Sgrouples Inc.’s MeWe, a Culver City social network startup that calls itself an alternative to Facebook Inc., announced July 5 it had raised $5.2 million in Series A fundraising.
The latest round, as well as MeWe’s total $10 million in fundraising, was predominantly backed by celebrity investors, such as author Marci Shimoff, Rachel Roy, and Lynda Weinman, founder of Lynda.com, which sold to Linkedin in 2015 for $1.5 billion. Jack Canfield, creator of the “Chicken Soup for the Soul” book series, also invested in MeWe.
“We want real people to be involved.
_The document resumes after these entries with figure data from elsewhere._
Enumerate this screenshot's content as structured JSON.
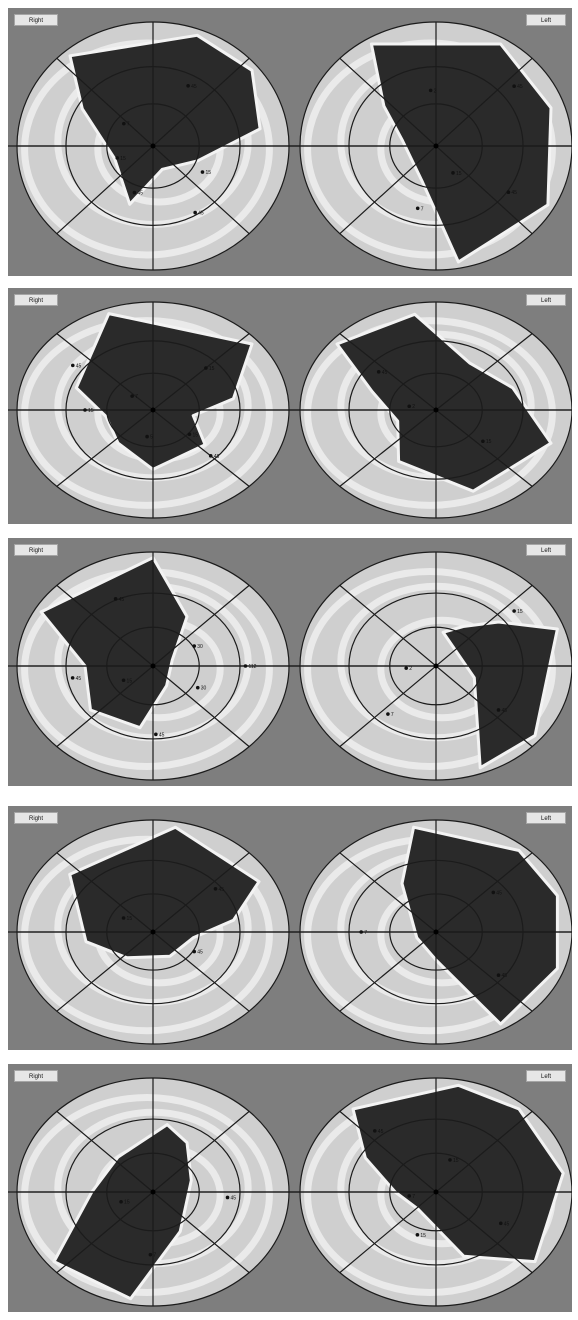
{
  "colors": {
    "panel_bg": "#7e7e7e",
    "map_dark": "#2a2a2a",
    "map_light": "#f3f3f3",
    "grid_line": "#1b1b1b"
  },
  "panels": [
    {
      "right_label": "Right",
      "left_label": "Left",
      "right_dots": [
        {
          "label": "45",
          "r": 0.55,
          "ang": 62
        },
        {
          "label": "7",
          "r": 0.28,
          "ang": 140
        },
        {
          "label": "15",
          "r": 0.28,
          "ang": 200
        },
        {
          "label": "45",
          "r": 0.4,
          "ang": 250
        },
        {
          "label": "15",
          "r": 0.42,
          "ang": 330
        },
        {
          "label": "45",
          "r": 0.62,
          "ang": 300
        }
      ],
      "left_dots": [
        {
          "label": "2",
          "r": 0.45,
          "ang": 95
        },
        {
          "label": "45",
          "r": 0.75,
          "ang": 40
        },
        {
          "label": "15",
          "r": 0.25,
          "ang": 300
        },
        {
          "label": "45",
          "r": 0.65,
          "ang": 325
        },
        {
          "label": "7",
          "r": 0.52,
          "ang": 255
        }
      ]
    },
    {
      "right_label": "Right",
      "left_label": "Left",
      "right_dots": [
        {
          "label": "45",
          "r": 0.72,
          "ang": 145
        },
        {
          "label": "15",
          "r": 0.55,
          "ang": 45
        },
        {
          "label": "7",
          "r": 0.2,
          "ang": 140
        },
        {
          "label": "15",
          "r": 0.5,
          "ang": 180
        },
        {
          "label": "5",
          "r": 0.25,
          "ang": 260
        },
        {
          "label": "15",
          "r": 0.35,
          "ang": 320
        },
        {
          "label": "45",
          "r": 0.6,
          "ang": 315
        }
      ],
      "left_dots": [
        {
          "label": "45",
          "r": 0.55,
          "ang": 140
        },
        {
          "label": "2",
          "r": 0.2,
          "ang": 170
        },
        {
          "label": "15",
          "r": 0.45,
          "ang": 320
        }
      ]
    },
    {
      "right_label": "Right",
      "left_label": "Left",
      "right_dots": [
        {
          "label": "45",
          "r": 0.65,
          "ang": 115
        },
        {
          "label": "30",
          "r": 0.35,
          "ang": 30
        },
        {
          "label": "15",
          "r": 0.25,
          "ang": 210
        },
        {
          "label": "45",
          "r": 0.6,
          "ang": 190
        },
        {
          "label": "30",
          "r": 0.38,
          "ang": 330
        },
        {
          "label": "112",
          "r": 0.68,
          "ang": 0
        },
        {
          "label": "45",
          "r": 0.6,
          "ang": 272
        }
      ],
      "left_dots": [
        {
          "label": "15",
          "r": 0.75,
          "ang": 40
        },
        {
          "label": "2",
          "r": 0.22,
          "ang": 185
        },
        {
          "label": "7",
          "r": 0.55,
          "ang": 230
        },
        {
          "label": "45",
          "r": 0.6,
          "ang": 320
        }
      ]
    },
    {
      "right_label": "Right",
      "left_label": "Left",
      "right_dots": [
        {
          "label": "45",
          "r": 0.6,
          "ang": 40
        },
        {
          "label": "15",
          "r": 0.25,
          "ang": 150
        },
        {
          "label": "45",
          "r": 0.35,
          "ang": 330
        }
      ],
      "left_dots": [
        {
          "label": "45",
          "r": 0.55,
          "ang": 40
        },
        {
          "label": "7",
          "r": 0.55,
          "ang": 180
        },
        {
          "label": "45",
          "r": 0.6,
          "ang": 320
        }
      ]
    },
    {
      "right_label": "Right",
      "left_label": "Left",
      "right_dots": [
        {
          "label": "15",
          "r": 0.25,
          "ang": 200
        },
        {
          "label": "45",
          "r": 0.55,
          "ang": 355
        },
        {
          "label": "7",
          "r": 0.55,
          "ang": 268
        }
      ],
      "left_dots": [
        {
          "label": "45",
          "r": 0.7,
          "ang": 130
        },
        {
          "label": "15",
          "r": 0.3,
          "ang": 70
        },
        {
          "label": "7",
          "r": 0.2,
          "ang": 190
        },
        {
          "label": "45",
          "r": 0.55,
          "ang": 330
        },
        {
          "label": "15",
          "r": 0.4,
          "ang": 250
        }
      ]
    }
  ]
}
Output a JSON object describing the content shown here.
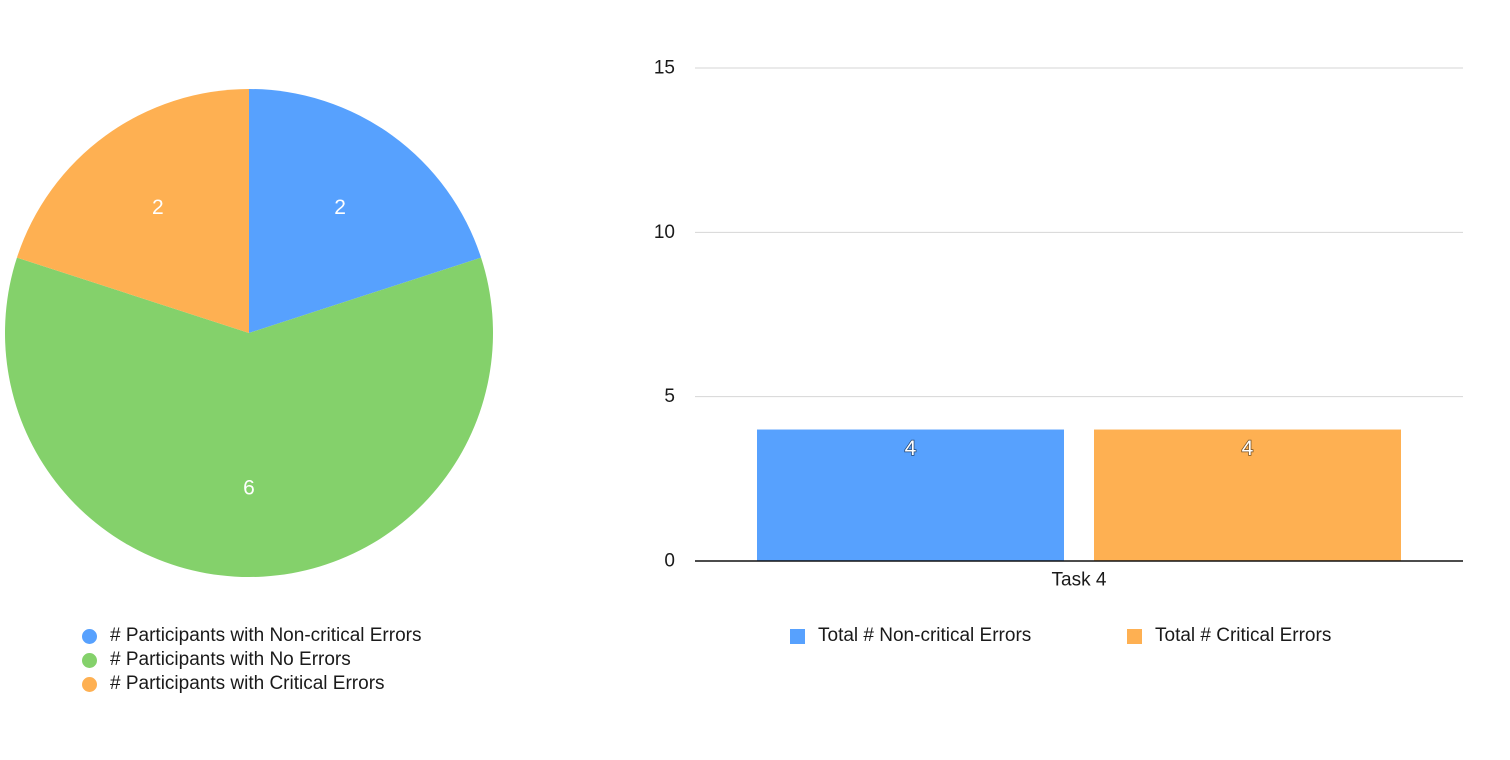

It gives us a high-integrity compass, it allows real people to do good and be rewarded for their investment in MeWe,” said Mark Weinstein, MeWe founder and chief executive. “It’s part of our strategy, because MeWe is a social platform for real people, so we wanted high net worth, accredited investors to benefit from and give us an ethical compass,” Weinstein added.
MeWe promotes its service as the opposite of big social media companies like Facebook, which is still addressing privacy issues after the Cambridge Analytica scandal which affected roughly 87 million users’ data. MeWe describes itself as a company that prioritizes individuals and privacy over advertising revenue. The basic service is free, but the company also offers a paid service, MeWePRO, with an annual fee of aproximately $72. The pro network gives users more features than the standard service, such as disappearing content; live voice and video chat; voice messaging; double-ratchet encrypted chat; and custom group profiles.
The company is growing on an average of 25 percent more users per month, according to a recent press release. “It is clear that the world wants a better social network that treats its member as customers to serve, not data to sell,” Weinstein said. “It’s a myth that you have to steal people’s data to have a social network… capitalism works great by taking care of your customer.”
MeWe allows users to have “total control” over what they share, along with their content and data. Additionally, MeWe claims their timeline feature does not aggregate content based on what it assumes the user will think is most popular (as most social networks, including Facebook do), but in chronological order. Weinstein reports that the site has roughly 90,000 active groups to date, 60,000 of which are public.
MeWe’s privacy “bill of rights” listed on their website highlights data and content ownership as its key tenants, as well as customers’ ability to leave the network with a of all of their data at any time.
“If you delete your account, your account is deleted. That should be normal,” Weinstein said. “Law-abiding citizens are entitled to the right to privacy.”